Bir siyasi iktidarın icraatı kadar, icraat çizgisindeki tutarlılık da önemlidir. Yaşadığımız dönemdeki tutarsızlıklara bir örnek "ADSL" (Asymmetric Digital Subscriber Line / Asimetrik Sayısal Abone Hattı) diye bildiğimiz hızlı internet iletişim sistemine yapılan zamdan verilebilir.
Bu yılın mart ayında Ulaştırma Bakanı Binali Yıldırım, Türk Telekom'un verdiği 256 Kbps olan ADSL hizmetinin aynı aylık ücretle (49 YTL) 512 Kbps'a yükseltileceğini söylemişti. Oysa dün uygulanan yeni tarifelerle giriş seviyesi 256 Kbps'den 512 Kbps'ye yükselirken, fiyat da 49 milyon liradan 99 milyon liraya çıktı.
Bu sadece devlet tekelinde olan bir hizmete zam anlamı taşımıyor.
Bu aynı zamanda teknolojiye ve iletişime önem verdiğini her dakika vurgulayan bir iktidarın, internet iletişimini "Lüks" gördüğünü de vurguluyor.
Bu sütunda İstanbul'a yeni köprüler, gökdelenler yapılmasının çağın gereği olduğunu yazıp destekledik.
Ama çağın ve çağdaş kentin tek gereği bunlar değil ki.. Sade internet bağlantısına değil, kablosuz (Wireless) bağlantısına sahip olmak da çağdaş olmanın kanıtları arasında.
Örnekler verelim mi? Geçen ay ABD'nin Philadelphia kentinde 300 metre karelik bir alanda kentlilere yüksek hızlı wireless bağlantısı sunumu için Earthlink şirketi ile kent belediyesi anlaşma imzaladı. Bu, yüksek hızlı "Broadband" telsiz internet bağlantısının su gibi, çöp toplama gibi, doğal gaz gibi, toplu taşıma gibi bir kamu hizmeti olduğunu vurgulayan bir gelişmeydi. Bu hizmeti almak isteyenler için Philadelphia Belediyesi aylık 10 dolar ücret belirlemişti.
Bu ay da San Fransisco belediyesi kentin 750 bin yaşayanına aynı hizmeti sunacağını açıkladı. Belediye Başkanı Gawin Newsom "Bilgi iletişimine girebilmek, insanların temel hakları arasındadır" diye konuştu bu atılımı başlatırken.

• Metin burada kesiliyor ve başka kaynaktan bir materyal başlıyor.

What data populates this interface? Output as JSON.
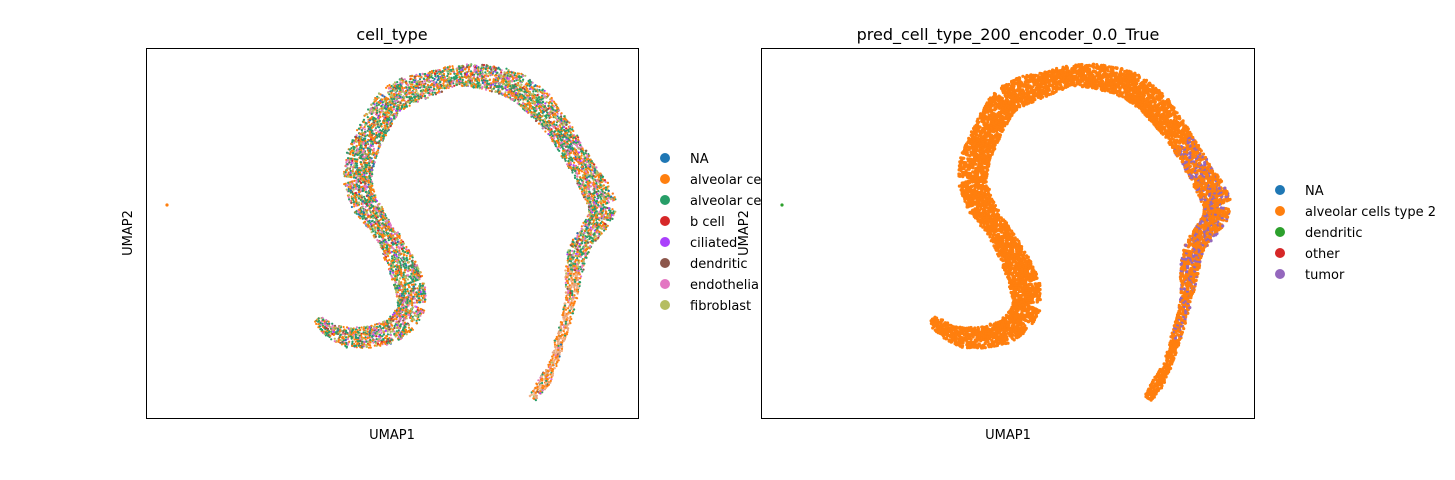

San Fransisco'lulara telsiz internet hizmetinin parasız sunulması için Google'ın bir teklif yaptığı da bilinmekte.
Mesela Oregon'un bir kentinde (Hermiston), Texas'ın Austin'inde telsiz internet ulaşımı bedava sunulmakta.
Bir gerçek daha var. Kablolu iletişim büyük yatırımlar gerektiriyor. Oysa telsiz iletişim ağı göreceli düşük maliyetli bir yatırım gerektirmekte. Ama internetten telefon bağlantısının ucuzluğu yüzünden, büyük telefon şirketleri bu telsiz sistemleri engellemeye çalışıyor. Türkiye'de iletişimde tekel olduğu için, tellisi de telsizi de, interneti de, telefonu da aynı elden zamlanmakta.

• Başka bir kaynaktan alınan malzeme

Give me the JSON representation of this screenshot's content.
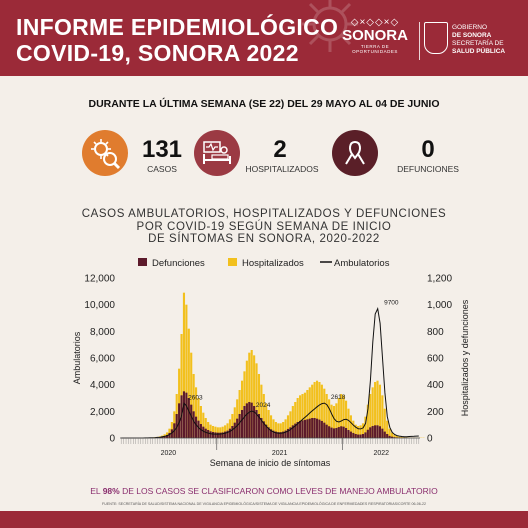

Bir iktidar gökdelenleri, hızlı treni, köprüleri falan teknoloji ve çağdaşlık diye sunarken internet hizmetine benzine yaptığı gibi zam yaparsa, bu tutarsızlık ve bilinçsizlik olur. Her alanda devletçiliğe karşı çıkıp internete ulaşımda kökten devletçi ve tekelci olmak açıkçası anlaşılır şey değildir. Çift yol yaparken "Enformasyon otoyolu"nu hiç hatırlamamak bilgi ve iletişim çağını mağaradan izlemek gibidir.
Türkiye'de bütün bu yazdığımız global gelişmelere açık yerli ve yabancı firmalar var. Bunların sunacağı hizmetler için Dubai'ye gitmeye de gerek yok. Örneğin Türkiye'deki İntel şirketi yöneticileri ile konuşup "Wireless Metropolitan Area Networks (WMANs) nedir, bunu nasıl bizde uygulayabiliriz" diyebilecek siyasetçilere de ihtiyaç var.
Ama bizimkiler, telli internet iletişimini, (O da sık sık arıza yapıyor) nimet diye sunup, akıllarına estikçe zam yapmayı hüner sanıyorlar.